By Andrew Mitchell
Microsoft isn’t the first company to challenge Apple’s dominance in the portable music and media player market, but with cash reserves of almost $40 billion — and a guaranteed hit when the company releases its new Vista operating system in January — Apple finally has some real competition.
This week Microsoft confirmed the release of Zune in time for Christmas, likely going to market in November. Definitely inspired by iPod, it’s about the same size but boasts a larger horizontal colour screen. It also has what looks like a copy of Apple’s click wheel on the side, with a few other simple buttons.
Colours, if it matters to you, appear to be either brown, white or black.
The first model will include a 30GB hard drive, and will cost about $250 U.S. (probably about $300 Canadian). Special features include a WiFi antenna to connect to the Internet and other Zune players, and a built-in FM radio tuner, which is only available for the iPod as an add-on.
Instead of iTunes, the Zune will sync with the Zune Marketplace, allowing users to buy songs and videos individually. Users can also by a Zune Pass, allowing customers to pay a monthly fee for unlimited song downloads.
(Used the word ‘Zune’ three times in that paragraph and the name’s still not growing on me. Wish they called it something else.)

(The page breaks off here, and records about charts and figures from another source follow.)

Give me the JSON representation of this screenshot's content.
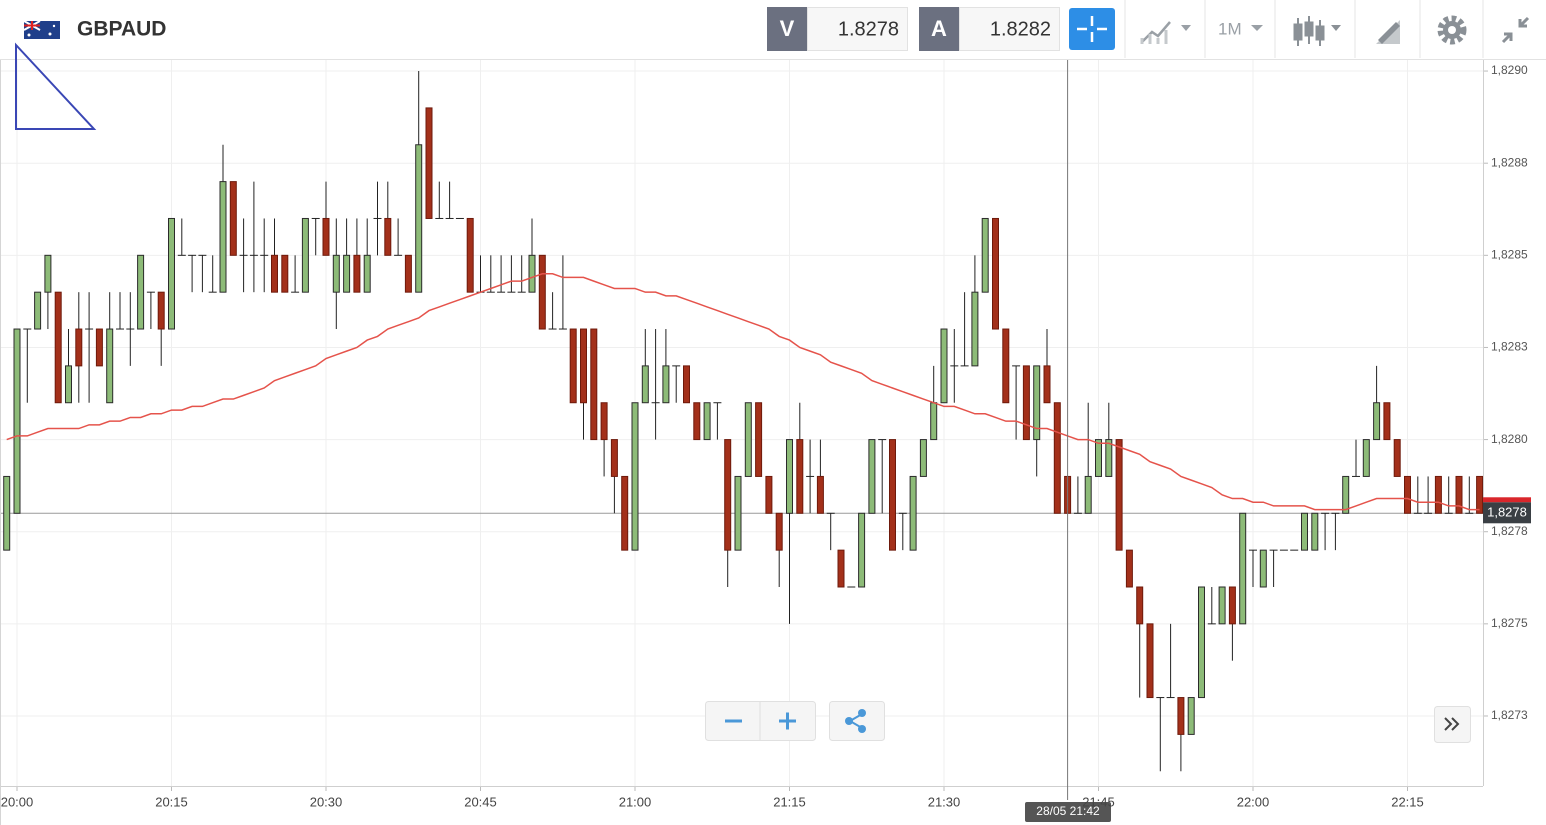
{
  "header": {
    "symbol": "GBPAUD",
    "sell": {
      "label": "V",
      "price": 1.8278
    },
    "buy": {
      "label": "A",
      "price": 1.8282
    },
    "timeframe": "1M"
  },
  "chart_data": {
    "type": "candlestick",
    "x": [
      null,
      "20:00",
      null,
      null,
      null,
      null,
      null,
      null,
      null,
      null,
      null,
      null,
      null,
      null,
      null,
      null,
      "20:15",
      null,
      null,
      null,
      null,
      null,
      null,
      null,
      null,
      null,
      null,
      null,
      null,
      null,
      null,
      "20:30",
      null,
      null,
      null,
      null,
      null,
      null,
      null,
      null,
      null,
      null,
      null,
      null,
      null,
      null,
      "20:45",
      null,
      null,
      null,
      null,
      null,
      null,
      null,
      null,
      null,
      null,
      null,
      null,
      null,
      null,
      "21:00",
      null,
      null,
      null,
      null,
      null,
      null,
      null,
      null,
      null,
      null,
      null,
      null,
      null,
      null,
      "21:15",
      null,
      null,
      null,
      null,
      null,
      null,
      null,
      null,
      null,
      null,
      null,
      null,
      null,
      null,
      "21:30",
      null,
      null,
      null,
      null,
      null,
      null,
      null,
      null,
      null,
      null,
      null,
      null,
      null,
      null,
      "21:45",
      null,
      null,
      null,
      null,
      null,
      null,
      null,
      null,
      null,
      null,
      null,
      null,
      null,
      null,
      "22:00",
      null,
      null,
      null,
      null,
      null,
      null,
      null,
      null,
      null,
      null,
      null,
      null,
      null,
      null,
      "22:15",
      null,
      null,
      null,
      null,
      null,
      null,
      null
    ],
    "open": [
      1.8277,
      1.8278,
      1.8283,
      1.8283,
      1.8284,
      1.8284,
      1.8281,
      1.8283,
      1.8283,
      1.8283,
      1.8281,
      1.8283,
      1.8283,
      1.8283,
      1.8284,
      1.8284,
      1.8283,
      1.8285,
      1.8285,
      1.8285,
      1.8284,
      1.8284,
      1.8287,
      1.8285,
      1.8285,
      1.8285,
      1.8285,
      1.8285,
      1.8284,
      1.8284,
      1.8286,
      1.8286,
      1.8284,
      1.8284,
      1.8285,
      1.8284,
      1.8286,
      1.8286,
      1.8285,
      1.8285,
      1.8284,
      1.8289,
      1.8286,
      1.8286,
      1.8286,
      1.8286,
      1.8284,
      1.8284,
      1.8284,
      1.8284,
      1.8284,
      1.8284,
      1.8285,
      1.8283,
      1.8283,
      1.8283,
      1.8283,
      1.8283,
      1.8281,
      1.828,
      1.8279,
      1.8277,
      1.8281,
      1.8281,
      1.8281,
      1.8282,
      1.8282,
      1.8281,
      1.828,
      1.8281,
      1.828,
      1.8277,
      1.8279,
      1.8281,
      1.8279,
      1.8278,
      1.8278,
      1.828,
      1.8279,
      1.8279,
      1.8278,
      1.8277,
      1.8276,
      1.8276,
      1.8278,
      1.828,
      1.828,
      1.8278,
      1.8277,
      1.8279,
      1.828,
      1.8281,
      1.8282,
      1.8282,
      1.8282,
      1.8284,
      1.8286,
      1.8283,
      1.8282,
      1.8282,
      1.828,
      1.8282,
      1.8281,
      1.8279,
      1.8278,
      1.8278,
      1.8279,
      1.8279,
      1.828,
      1.8277,
      1.8276,
      1.8275,
      1.8273,
      1.8273,
      1.8273,
      1.8272,
      1.8273,
      1.8275,
      1.8275,
      1.8276,
      1.8275,
      1.8277,
      1.8276,
      1.8277,
      1.8277,
      1.8277,
      1.8277,
      1.8277,
      1.8278,
      1.8278,
      1.8278,
      1.8279,
      1.8279,
      1.828,
      1.8281,
      1.828,
      1.8279,
      1.8278,
      1.8278,
      1.8279,
      1.8278,
      1.8279,
      1.8278,
      1.8279
    ],
    "high": [
      1.8279,
      1.8283,
      1.8283,
      1.8284,
      1.8285,
      1.8284,
      1.8283,
      1.8284,
      1.8284,
      1.8283,
      1.8284,
      1.8284,
      1.8284,
      1.8285,
      1.8284,
      1.8284,
      1.8286,
      1.8286,
      1.8285,
      1.8285,
      1.8285,
      1.8288,
      1.8287,
      1.8286,
      1.8287,
      1.8286,
      1.8286,
      1.8285,
      1.8285,
      1.8286,
      1.8286,
      1.8287,
      1.8286,
      1.8286,
      1.8286,
      1.8286,
      1.8287,
      1.8287,
      1.8286,
      1.8285,
      1.829,
      1.8289,
      1.8287,
      1.8287,
      1.8286,
      1.8286,
      1.8285,
      1.8285,
      1.8285,
      1.8285,
      1.8285,
      1.8286,
      1.8285,
      1.8284,
      1.8285,
      1.8283,
      1.8283,
      1.8283,
      1.8281,
      1.828,
      1.8279,
      1.8281,
      1.8283,
      1.8283,
      1.8283,
      1.8282,
      1.8282,
      1.8281,
      1.8281,
      1.8281,
      1.828,
      1.8279,
      1.8281,
      1.8281,
      1.8279,
      1.8278,
      1.828,
      1.8281,
      1.828,
      1.828,
      1.8278,
      1.8277,
      1.8276,
      1.8278,
      1.828,
      1.828,
      1.828,
      1.8278,
      1.8279,
      1.828,
      1.8282,
      1.8283,
      1.8283,
      1.8284,
      1.8285,
      1.8286,
      1.8286,
      1.8283,
      1.8282,
      1.8282,
      1.8282,
      1.8283,
      1.8281,
      1.8279,
      1.8279,
      1.8281,
      1.828,
      1.8281,
      1.828,
      1.8277,
      1.8276,
      1.8275,
      1.8273,
      1.8275,
      1.8273,
      1.8273,
      1.8276,
      1.8276,
      1.8276,
      1.8276,
      1.8278,
      1.8277,
      1.8277,
      1.8277,
      1.8277,
      1.8277,
      1.8278,
      1.8278,
      1.8278,
      1.8278,
      1.8279,
      1.828,
      1.828,
      1.8282,
      1.8281,
      1.828,
      1.8279,
      1.8279,
      1.8279,
      1.8279,
      1.8279,
      1.8279,
      1.8279,
      1.8279
    ],
    "low": [
      1.8277,
      1.8278,
      1.8281,
      1.8283,
      1.8283,
      1.8281,
      1.8281,
      1.8281,
      1.8281,
      1.8282,
      1.8281,
      1.8283,
      1.8282,
      1.8283,
      1.8283,
      1.8282,
      1.8283,
      1.8285,
      1.8284,
      1.8284,
      1.8284,
      1.8284,
      1.8285,
      1.8284,
      1.8284,
      1.8284,
      1.8284,
      1.8284,
      1.8284,
      1.8284,
      1.8285,
      1.8285,
      1.8283,
      1.8284,
      1.8284,
      1.8284,
      1.8285,
      1.8285,
      1.8285,
      1.8284,
      1.8284,
      1.8286,
      1.8286,
      1.8286,
      1.8286,
      1.8284,
      1.8284,
      1.8284,
      1.8284,
      1.8284,
      1.8284,
      1.8284,
      1.8283,
      1.8283,
      1.8283,
      1.8281,
      1.828,
      1.828,
      1.8279,
      1.8278,
      1.8277,
      1.8277,
      1.8281,
      1.828,
      1.8281,
      1.8281,
      1.8281,
      1.828,
      1.828,
      1.828,
      1.8276,
      1.8277,
      1.8279,
      1.8279,
      1.8278,
      1.8276,
      1.8275,
      1.8278,
      1.8278,
      1.8278,
      1.8277,
      1.8276,
      1.8276,
      1.8276,
      1.8278,
      1.8278,
      1.8277,
      1.8277,
      1.8277,
      1.8279,
      1.828,
      1.8281,
      1.8281,
      1.8282,
      1.8282,
      1.8284,
      1.8283,
      1.8281,
      1.828,
      1.828,
      1.8279,
      1.8281,
      1.8278,
      1.8278,
      1.8278,
      1.8278,
      1.8279,
      1.8279,
      1.8277,
      1.8276,
      1.8273,
      1.8273,
      1.8271,
      1.8273,
      1.8271,
      1.8272,
      1.8273,
      1.8275,
      1.8275,
      1.8274,
      1.8275,
      1.8276,
      1.8276,
      1.8276,
      1.8277,
      1.8277,
      1.8277,
      1.8277,
      1.8277,
      1.8277,
      1.8278,
      1.8279,
      1.8279,
      1.828,
      1.828,
      1.8279,
      1.8278,
      1.8278,
      1.8278,
      1.8278,
      1.8278,
      1.8278,
      1.8278,
      1.8278
    ],
    "close": [
      1.8279,
      1.8283,
      1.8283,
      1.8284,
      1.8285,
      1.8281,
      1.8282,
      1.8282,
      1.8283,
      1.8282,
      1.8283,
      1.8283,
      1.8283,
      1.8285,
      1.8284,
      1.8283,
      1.8286,
      1.8285,
      1.8285,
      1.8285,
      1.8284,
      1.8287,
      1.8285,
      1.8285,
      1.8285,
      1.8285,
      1.8284,
      1.8284,
      1.8284,
      1.8286,
      1.8286,
      1.8285,
      1.8285,
      1.8285,
      1.8284,
      1.8285,
      1.8286,
      1.8285,
      1.8285,
      1.8284,
      1.8288,
      1.8286,
      1.8286,
      1.8286,
      1.8286,
      1.8284,
      1.8284,
      1.8284,
      1.8284,
      1.8284,
      1.8284,
      1.8285,
      1.8283,
      1.8283,
      1.8283,
      1.8281,
      1.8281,
      1.828,
      1.828,
      1.8279,
      1.8277,
      1.8281,
      1.8282,
      1.8281,
      1.8282,
      1.8282,
      1.8281,
      1.828,
      1.8281,
      1.8281,
      1.8277,
      1.8279,
      1.8281,
      1.8279,
      1.8278,
      1.8277,
      1.828,
      1.8278,
      1.8279,
      1.8278,
      1.8278,
      1.8276,
      1.8276,
      1.8278,
      1.828,
      1.828,
      1.8277,
      1.8278,
      1.8279,
      1.828,
      1.8281,
      1.8283,
      1.8282,
      1.8282,
      1.8284,
      1.8286,
      1.8283,
      1.8281,
      1.8282,
      1.828,
      1.8282,
      1.8281,
      1.8278,
      1.8278,
      1.8278,
      1.8279,
      1.828,
      1.828,
      1.8277,
      1.8276,
      1.8275,
      1.8273,
      1.8273,
      1.8273,
      1.8272,
      1.8273,
      1.8276,
      1.8275,
      1.8276,
      1.8275,
      1.8278,
      1.8277,
      1.8277,
      1.8277,
      1.8277,
      1.8277,
      1.8278,
      1.8278,
      1.8278,
      1.8278,
      1.8279,
      1.8279,
      1.828,
      1.8281,
      1.828,
      1.8279,
      1.8278,
      1.8278,
      1.8278,
      1.8278,
      1.8278,
      1.8278,
      1.8278,
      1.8278
    ],
    "up_color": "#8dbb78",
    "down_color": "#a3301a",
    "moving_average": {
      "color": "#e5534b",
      "values": [
        1.828,
        1.82801,
        1.82801,
        1.82802,
        1.82803,
        1.82803,
        1.82803,
        1.82803,
        1.82804,
        1.82804,
        1.82805,
        1.82805,
        1.82806,
        1.82806,
        1.82807,
        1.82807,
        1.82808,
        1.82808,
        1.82809,
        1.82809,
        1.8281,
        1.82811,
        1.82811,
        1.82812,
        1.82813,
        1.82814,
        1.82816,
        1.82817,
        1.82818,
        1.82819,
        1.8282,
        1.82822,
        1.82823,
        1.82824,
        1.82825,
        1.82827,
        1.82828,
        1.8283,
        1.82831,
        1.82832,
        1.82833,
        1.82835,
        1.82836,
        1.82837,
        1.82838,
        1.82839,
        1.8284,
        1.82841,
        1.82842,
        1.82843,
        1.82843,
        1.82844,
        1.82845,
        1.82845,
        1.82844,
        1.82844,
        1.82844,
        1.82843,
        1.82842,
        1.82841,
        1.82841,
        1.82841,
        1.8284,
        1.8284,
        1.82839,
        1.82839,
        1.82838,
        1.82837,
        1.82836,
        1.82835,
        1.82834,
        1.82833,
        1.82832,
        1.82831,
        1.8283,
        1.82828,
        1.82827,
        1.82825,
        1.82824,
        1.82823,
        1.82821,
        1.8282,
        1.82819,
        1.82818,
        1.82816,
        1.82815,
        1.82814,
        1.82813,
        1.82812,
        1.82811,
        1.8281,
        1.82809,
        1.82809,
        1.82808,
        1.82807,
        1.82807,
        1.82806,
        1.82805,
        1.82805,
        1.82804,
        1.82803,
        1.82803,
        1.82802,
        1.82801,
        1.828,
        1.828,
        1.82799,
        1.82799,
        1.82798,
        1.82797,
        1.82796,
        1.82794,
        1.82793,
        1.82792,
        1.8279,
        1.82789,
        1.82788,
        1.82787,
        1.82785,
        1.82784,
        1.82784,
        1.82783,
        1.82783,
        1.82782,
        1.82782,
        1.82782,
        1.82782,
        1.82781,
        1.82781,
        1.82781,
        1.82781,
        1.82782,
        1.82783,
        1.82784,
        1.82784,
        1.82784,
        1.82784,
        1.82783,
        1.82783,
        1.82783,
        1.82782,
        1.82782,
        1.82781,
        1.82781
      ]
    },
    "ylim": [
      1.82706,
      1.82903
    ],
    "yticks": [
      {
        "value": 1.829,
        "label": "1,8290"
      },
      {
        "value": 1.82875,
        "label": "1,8288"
      },
      {
        "value": 1.8285,
        "label": "1,8285"
      },
      {
        "value": 1.82825,
        "label": "1,8283"
      },
      {
        "value": 1.828,
        "label": "1,8280"
      },
      {
        "value": 1.82775,
        "label": "1,8278"
      },
      {
        "value": 1.8275,
        "label": "1,8275"
      },
      {
        "value": 1.82725,
        "label": "1,8273"
      }
    ],
    "grid": true,
    "last_price": {
      "value": 1.8278,
      "label": "1,8278"
    },
    "crosshair_label": "28/05 21:42"
  }
}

As another bonus, the Zune will come preloaded with music from about a dozen recording labels. There’s also a rumour that some exclusive free content will be available for Xbox Live subscribers, and that the device will sync with the Xbox 360 to turn your game player into a jukebox.
As always the real money will be in accessories, and Microsoft is planning three kits to go with the launch — a car kit, A/V kit and travel kit.
The battery will be built-in, with Microsoft touting a 14-hour battery life for the device — which at one point would have eclipsed the iPod. More on that a little further down.
No doubt anticipating the Zune — one can only guess just how much espionage goes on between companies — Apple got the jump on Microsoft by announcing a whole new line of iPods just three days earlier.
There’s nothing too groundbreaking in the new release — the touch-screen model and iPhone remain rumours at this stage — but there’s enough substance to make customers think twice about switching to Zune.
First of all, fifth generation iPods now have brighter screens at higher resolutions, and the 30 GB version will be available for just $299 — Apple dropping the price by about $50 to compete directly with Zune. There is also a new 80 GB version, which can hold 20,000 songs, 25,000 photographs, 100 hours of video, or any combination of media.